The Real Food Challenge (Week 1):
Eat a minimum of two different fruits or vegetables (preferably organic) with every breakfast, lunch, and dinner meal.

A Chinese Breakfast

Since we usually eat a hot breakfast like Chinese congee, there’s always a green veg as accompaniment or I’d include diced tomato/bell peppers into our scrambled eggs. It’s impossible to work in TWO fruits unless tomato is counted as one.

Lunch – carrot and celery congee

The toddler will have no problem since she’s always having a soft congee like this colorful potato, carrot and celery congee:

Carrot-potato-celery-porridge-for-toddler

For lunch, I fixed this salad for myself during the first week of the “Real Food Challenge” , which is a protein + vegetable salad or 香肠 (sèlā).

Fake salad

Ingredients:

Lettuce leaves (生菜, shēngcài)

Cherry tomatoes (西红柿, xīhóngshì)

Cheese sausages (香肠, xiāngcháng)

Balsamic vinegar dressing (色拉调味料, sèlā tiáowèiliào!!!)

Method:

1. Tear up lettuce leaves into squares or strips.

2. Wash and half cherry tomatoes. You can also leave them whole.

3. Cut slits in the cheese sausages and grill them in the oven for 4-5 minutes.

3. Drizzle balsamic vinegar dressing all over the salad and dig in!

P/S I later realized that the cheese sausages aren’t exactly very healthy but it’s the only quick source of protein this working Mom could throw into the oven 😉

Tea

We will have one type of freshly-cut fruits for snacks!

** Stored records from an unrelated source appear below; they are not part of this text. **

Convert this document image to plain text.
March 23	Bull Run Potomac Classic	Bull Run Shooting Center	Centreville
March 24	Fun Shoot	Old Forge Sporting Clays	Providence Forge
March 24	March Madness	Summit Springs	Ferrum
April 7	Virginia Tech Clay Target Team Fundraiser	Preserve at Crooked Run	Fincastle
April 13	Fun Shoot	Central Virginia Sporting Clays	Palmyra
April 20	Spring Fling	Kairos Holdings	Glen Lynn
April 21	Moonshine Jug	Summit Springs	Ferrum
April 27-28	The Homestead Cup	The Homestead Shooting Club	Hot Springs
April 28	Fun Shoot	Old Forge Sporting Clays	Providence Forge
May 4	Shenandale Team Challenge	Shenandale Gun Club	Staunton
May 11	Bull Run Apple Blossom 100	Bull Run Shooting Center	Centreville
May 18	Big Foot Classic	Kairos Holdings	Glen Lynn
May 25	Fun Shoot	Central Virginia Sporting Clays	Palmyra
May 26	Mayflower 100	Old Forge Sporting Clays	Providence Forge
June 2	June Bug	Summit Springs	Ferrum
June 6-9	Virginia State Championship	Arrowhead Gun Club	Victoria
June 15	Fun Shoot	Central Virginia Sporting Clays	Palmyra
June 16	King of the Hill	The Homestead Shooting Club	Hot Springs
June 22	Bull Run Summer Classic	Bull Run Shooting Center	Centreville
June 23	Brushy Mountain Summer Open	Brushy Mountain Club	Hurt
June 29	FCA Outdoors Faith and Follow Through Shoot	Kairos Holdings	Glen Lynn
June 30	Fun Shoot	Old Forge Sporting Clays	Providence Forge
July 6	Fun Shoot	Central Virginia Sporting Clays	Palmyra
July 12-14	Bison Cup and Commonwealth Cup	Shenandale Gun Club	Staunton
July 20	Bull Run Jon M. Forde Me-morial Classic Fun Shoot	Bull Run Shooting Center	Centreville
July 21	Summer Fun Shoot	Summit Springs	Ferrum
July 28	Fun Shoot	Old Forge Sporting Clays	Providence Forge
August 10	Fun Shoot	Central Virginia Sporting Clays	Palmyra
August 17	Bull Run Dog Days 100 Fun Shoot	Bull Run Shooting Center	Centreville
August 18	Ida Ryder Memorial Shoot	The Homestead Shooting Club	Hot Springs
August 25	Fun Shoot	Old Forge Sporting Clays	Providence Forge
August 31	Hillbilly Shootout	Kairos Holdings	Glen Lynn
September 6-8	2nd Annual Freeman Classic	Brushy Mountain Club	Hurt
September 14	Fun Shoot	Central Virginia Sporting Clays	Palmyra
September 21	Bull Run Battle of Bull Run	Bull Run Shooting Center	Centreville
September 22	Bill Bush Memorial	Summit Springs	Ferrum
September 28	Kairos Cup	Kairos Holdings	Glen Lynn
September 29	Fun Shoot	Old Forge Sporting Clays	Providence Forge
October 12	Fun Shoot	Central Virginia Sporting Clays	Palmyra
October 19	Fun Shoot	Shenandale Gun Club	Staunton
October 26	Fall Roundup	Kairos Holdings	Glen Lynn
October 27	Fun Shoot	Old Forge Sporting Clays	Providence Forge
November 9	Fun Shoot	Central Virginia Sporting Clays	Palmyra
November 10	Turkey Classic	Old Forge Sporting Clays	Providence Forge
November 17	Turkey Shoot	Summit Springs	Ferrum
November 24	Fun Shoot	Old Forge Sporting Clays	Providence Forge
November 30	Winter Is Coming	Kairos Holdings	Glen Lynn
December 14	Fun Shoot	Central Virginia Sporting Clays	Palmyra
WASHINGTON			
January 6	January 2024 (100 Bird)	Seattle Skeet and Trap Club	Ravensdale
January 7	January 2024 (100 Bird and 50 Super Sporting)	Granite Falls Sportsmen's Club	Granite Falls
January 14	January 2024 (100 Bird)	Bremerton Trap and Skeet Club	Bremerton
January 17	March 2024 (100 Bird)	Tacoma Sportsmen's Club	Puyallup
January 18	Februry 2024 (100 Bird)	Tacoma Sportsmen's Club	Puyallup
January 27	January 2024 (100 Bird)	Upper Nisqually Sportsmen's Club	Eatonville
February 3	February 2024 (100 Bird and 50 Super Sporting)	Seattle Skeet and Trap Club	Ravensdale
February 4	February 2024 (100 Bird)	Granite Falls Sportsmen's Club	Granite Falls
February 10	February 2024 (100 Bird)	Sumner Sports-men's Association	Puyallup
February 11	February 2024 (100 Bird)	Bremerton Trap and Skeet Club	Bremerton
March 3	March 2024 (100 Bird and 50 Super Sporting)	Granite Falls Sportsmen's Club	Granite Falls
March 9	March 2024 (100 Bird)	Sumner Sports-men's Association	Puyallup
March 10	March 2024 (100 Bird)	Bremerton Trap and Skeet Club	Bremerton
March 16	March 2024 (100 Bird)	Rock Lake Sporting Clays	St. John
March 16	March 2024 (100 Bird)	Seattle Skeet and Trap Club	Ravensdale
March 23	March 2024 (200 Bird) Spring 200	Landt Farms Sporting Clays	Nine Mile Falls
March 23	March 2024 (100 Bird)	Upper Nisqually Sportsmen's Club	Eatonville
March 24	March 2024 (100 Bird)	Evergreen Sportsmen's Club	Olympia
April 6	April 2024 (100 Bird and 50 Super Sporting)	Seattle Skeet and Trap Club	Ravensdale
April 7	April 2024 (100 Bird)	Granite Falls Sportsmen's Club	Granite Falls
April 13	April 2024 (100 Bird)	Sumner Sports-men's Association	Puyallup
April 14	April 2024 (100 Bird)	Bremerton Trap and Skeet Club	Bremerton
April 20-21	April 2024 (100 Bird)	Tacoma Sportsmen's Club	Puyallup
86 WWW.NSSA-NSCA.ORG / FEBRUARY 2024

Reminds me of the good old days at my grandmother’s house – fresh, juicy fruits to cool down the body during summer yum yum

Dinner?

I had no problem having 2 vegetables for dinner when my ayi was around because she’d always cook a BIG plate of leafy greens…

I need to learn how to cook yummy stir-fry zucchini like this:

Hmm…looks like this Mom will have to do a bit more meal planning to achieve this goal.